Poichè parliamo dei prigionieri incarcerati dietro la staccionata della
corte del pascià, debbo dire che il loro sguardo era così sicuro, forse
anche più sicuro che il nostro mentre li stavamo guardando. Mi era
impossibile di riconoscere in essi uomini che non avessero una natura
diversa dalla nostra, effettivamente ignari del senso delle parole
vizio e virtù. Anche in Europa mi furono additati più volte autori di
grandi delitti come incapaci di comprendere il senso di quelle due
parole; ma devono esser stati giudicati male, giacchè nessuno nella
società cristiana può essere estraneo alla distinzione tra il vizio
e la virtù. Solo all'infuori del Cristianesimo, anzi della natura
primitiva, solo in seno ad una civiltà quasi altrettanto antica che la
cristiana, ma basata su tutt'altri principii, si deve cercare questo
fenomeno: un uomo senza coscienza!
Scorsi un altro gruppo poco numeroso nascosto in un angolo della corte,
sotto una specie di tetto che sporgeva sopra una finestra. Questi
uomini che contrastavano negli abiti e negli atteggiamenti col resto
della folla variopinta erano ricchi negozianti armeni di Adana che
forse per la ventesima volta venivano a chiedere un'udienza che il
pascià si dimenticava sempre di accordare loro. I sudditi cristiani
del Sultano ormai non hanno nulla da temere nè per le loro persone, nè
per i loro averi; ma la timidezza è naturale nei figli delle vittime.

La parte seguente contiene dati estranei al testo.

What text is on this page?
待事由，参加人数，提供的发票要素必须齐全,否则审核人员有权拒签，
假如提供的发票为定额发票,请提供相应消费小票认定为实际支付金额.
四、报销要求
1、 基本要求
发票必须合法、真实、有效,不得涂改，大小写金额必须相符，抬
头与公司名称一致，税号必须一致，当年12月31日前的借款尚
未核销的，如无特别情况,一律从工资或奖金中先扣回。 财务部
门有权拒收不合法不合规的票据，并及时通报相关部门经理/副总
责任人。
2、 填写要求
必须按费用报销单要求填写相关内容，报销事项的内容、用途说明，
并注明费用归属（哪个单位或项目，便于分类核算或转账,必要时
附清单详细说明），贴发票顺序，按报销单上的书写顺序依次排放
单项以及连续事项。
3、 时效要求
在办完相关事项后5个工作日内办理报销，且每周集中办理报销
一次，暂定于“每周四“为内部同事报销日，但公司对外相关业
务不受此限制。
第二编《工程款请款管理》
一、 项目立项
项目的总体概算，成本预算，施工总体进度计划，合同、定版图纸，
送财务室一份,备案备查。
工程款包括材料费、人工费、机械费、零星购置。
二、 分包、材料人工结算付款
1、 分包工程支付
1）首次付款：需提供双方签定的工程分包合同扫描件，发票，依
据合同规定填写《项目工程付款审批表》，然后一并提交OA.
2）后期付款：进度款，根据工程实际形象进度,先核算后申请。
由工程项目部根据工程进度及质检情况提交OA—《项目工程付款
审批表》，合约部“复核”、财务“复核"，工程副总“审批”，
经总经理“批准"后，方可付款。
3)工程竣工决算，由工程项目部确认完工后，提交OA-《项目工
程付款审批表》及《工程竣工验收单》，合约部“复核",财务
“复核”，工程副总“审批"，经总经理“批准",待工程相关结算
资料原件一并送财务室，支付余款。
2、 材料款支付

Guardando i loro turbanti neri, le loro lunghe vesti sbiadite e
lacere, l'espressione umile e timorosa del loro viso, la linea sempre
curva della loro spina dorsale, potreste credervi ancora al tempo
delle confische, delle spogliazioni, dei ratti e delle impiccagioni.
Chiedendo loro di che temono, il loro spavento si accresce; se poi
cercate di far loro comprendere che la crudeltà, la violenza, la
cupidigia sono così estranee all'anima del giovane sultano come lo
sarebbero a quella di un bimbo appena nato, rischiereste di farli
svenire. Tutto fa loro l'effetto di uno spauracchio ed il meglio che vi
resta a fare è di lasciarli rabbrividire quanto vogliono, per la paura
che cercando di rassicurarli non abbiate a gettarli in un parossismo di
terrore.
Avrei ben voluto fermarmi qualche momento in questa corte, ma gli amici
che mi accompagnavano mi andavano ripetendo che la mia visita era già
stata annunciata al pascià, che questi mi attendeva e che bisognava
che ci affrettassimo. Quando fui giunta all'ingresso del vestibolo
della torre quadrata, le loro esortazioni divennero superflue. Mi
venne incontro una fiumana di segretari, sottosegretari, accenditori
di pipe, tostatori di caffè, camerieri ed altri simili dignitari
vestiti mezzo all'europea secondo l'uso di Costantinopoli. Facevano
un gran baccano: e chi mi prendeva per il braccio, per l'orlo della
mia veste o per un lembo del mio mantello, chi si slanciava innanzi
per annunciarmi al padrone, chi infine chiudeva il corteo, sì che fui
sollevata, come in un vortice, fino all'alto della scala. Ho una vaga
idea d'aver camminato sui piedi, sulle ginocchia ed anche sulle mani di
tutta una serie di sollecitatori che aspettavano l'udienza accoccolati
sui gradini; ma in ogni caso quei disgraziati devono aver compreso che
ubbidivo ad una spinta altrui, giacchè non udii levarsi dietro a me
alcuna di quelle imprecazioni così naturali in circostanze simili e
dalle quali forse neppur io avrei saputo trattenermi.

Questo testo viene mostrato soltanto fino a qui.